Today as a writer, it dawns on me: it was the risk that drew me. What easier way to indulge in risk than a cool cut?
I loved the sense of possibility as I perused magazines in search of that funky new style. I loved the rush of sitting in the hairdresser’s chair with fragrant, salon-washed hair, my heart hammering as the shears snipped away my locks. I once chased down a woman in the street to inquire who cut her hair, so smitten I was by its funky, irreverent style. Now that I think of it, the process of getting a new haircut had all the makings of a great story: intrigue, bravery, falling in love, reimagining, a reckoning with identity…
Taking risks is actually a huge part of being a writer. Each time you sit down to write, you are taking a risk. You risk seeing your deepest thoughts splayed out on the page. You risk feeling. You risk the reality of exploring everything dark and honest that burns within you. You risk others observing and judging that honesty, that darkness, those inner truths. You risk letting people into your heart.
Writing AMERICAN BETIYA definitely felt risky. It’s a story that I wrote at first for myself, one that challenges preconceived ideas about immigrants and the diaspora, sexuality, stereotypes, and identity. It is also the book I wished I had when I was a teen.
Now that I’m in its revising and editing stage, it’s transforming from a piece written for myself to one written for you. I can’t wait to introduce you to the fictional world of Rani, her family, and Oliver—one I hope will resonate with you.
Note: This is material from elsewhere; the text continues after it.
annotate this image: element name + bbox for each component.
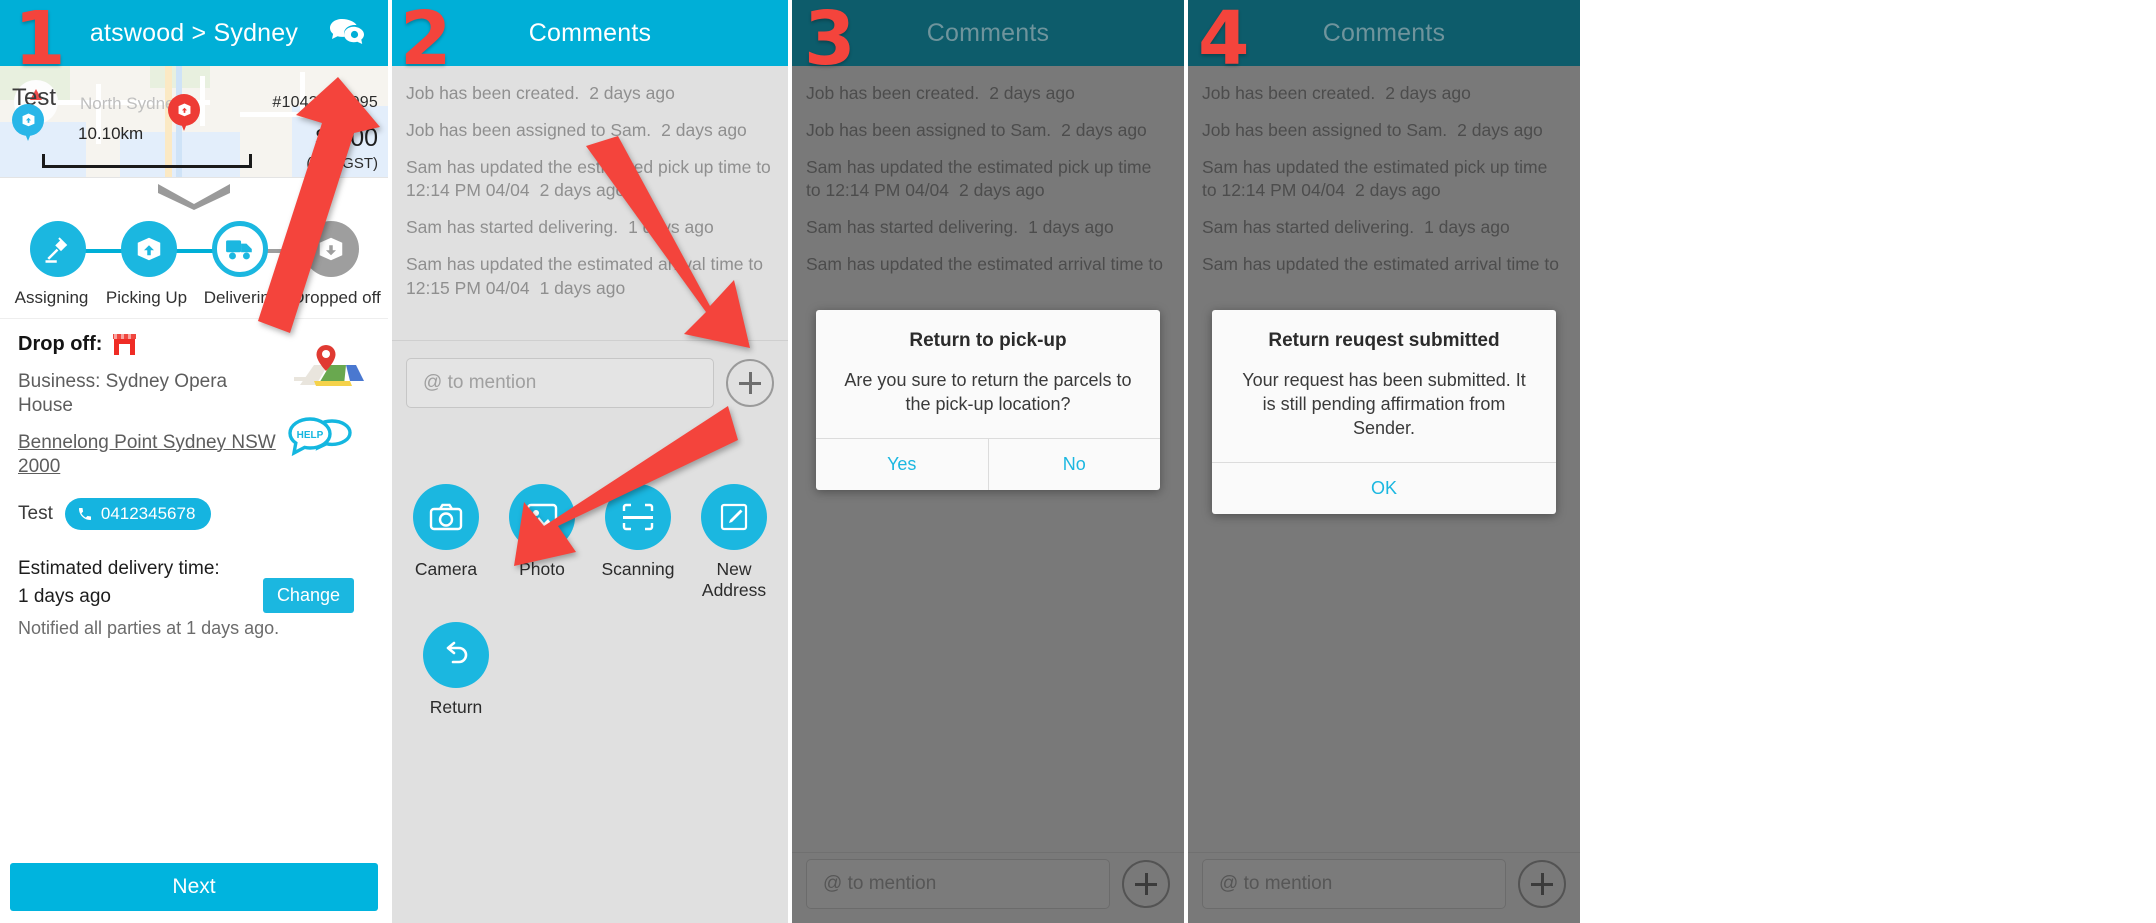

In the writing of AMERICAN BETIYA, I’ve utilized the insights of my amazing editor and her assistant at Knopf, my stellar writing group, and several thoughtful sensitivity readers. All offered different queries and perspectives. All encouraged me to further examine my motivations, the responsibility of cultural representation (which I will explore in an upcoming post), and the nuanced themes filtering through this story. All have encouraged me to continue taking risks in my writing.
Risk-taking in your creative pursuits can be terrifying and filled with angst, but is also a straight up dopamine-flooded rush. Pushing past perceived boundaries—whether content-wise or style-wise— underscores what’s really happening beneath the surface of your personal experiences. Risk-taking in your work reveals your hopes, your fears, your pain, your joy, your redemption. It means producing pieces that are iconoclastic and fresh, and founded in personal truths.
So I advise that you take risks in your creative endeavors. Dig deep. And if that sounds too terrifying and you need to go baby steps, maybe start with a hip new haircut.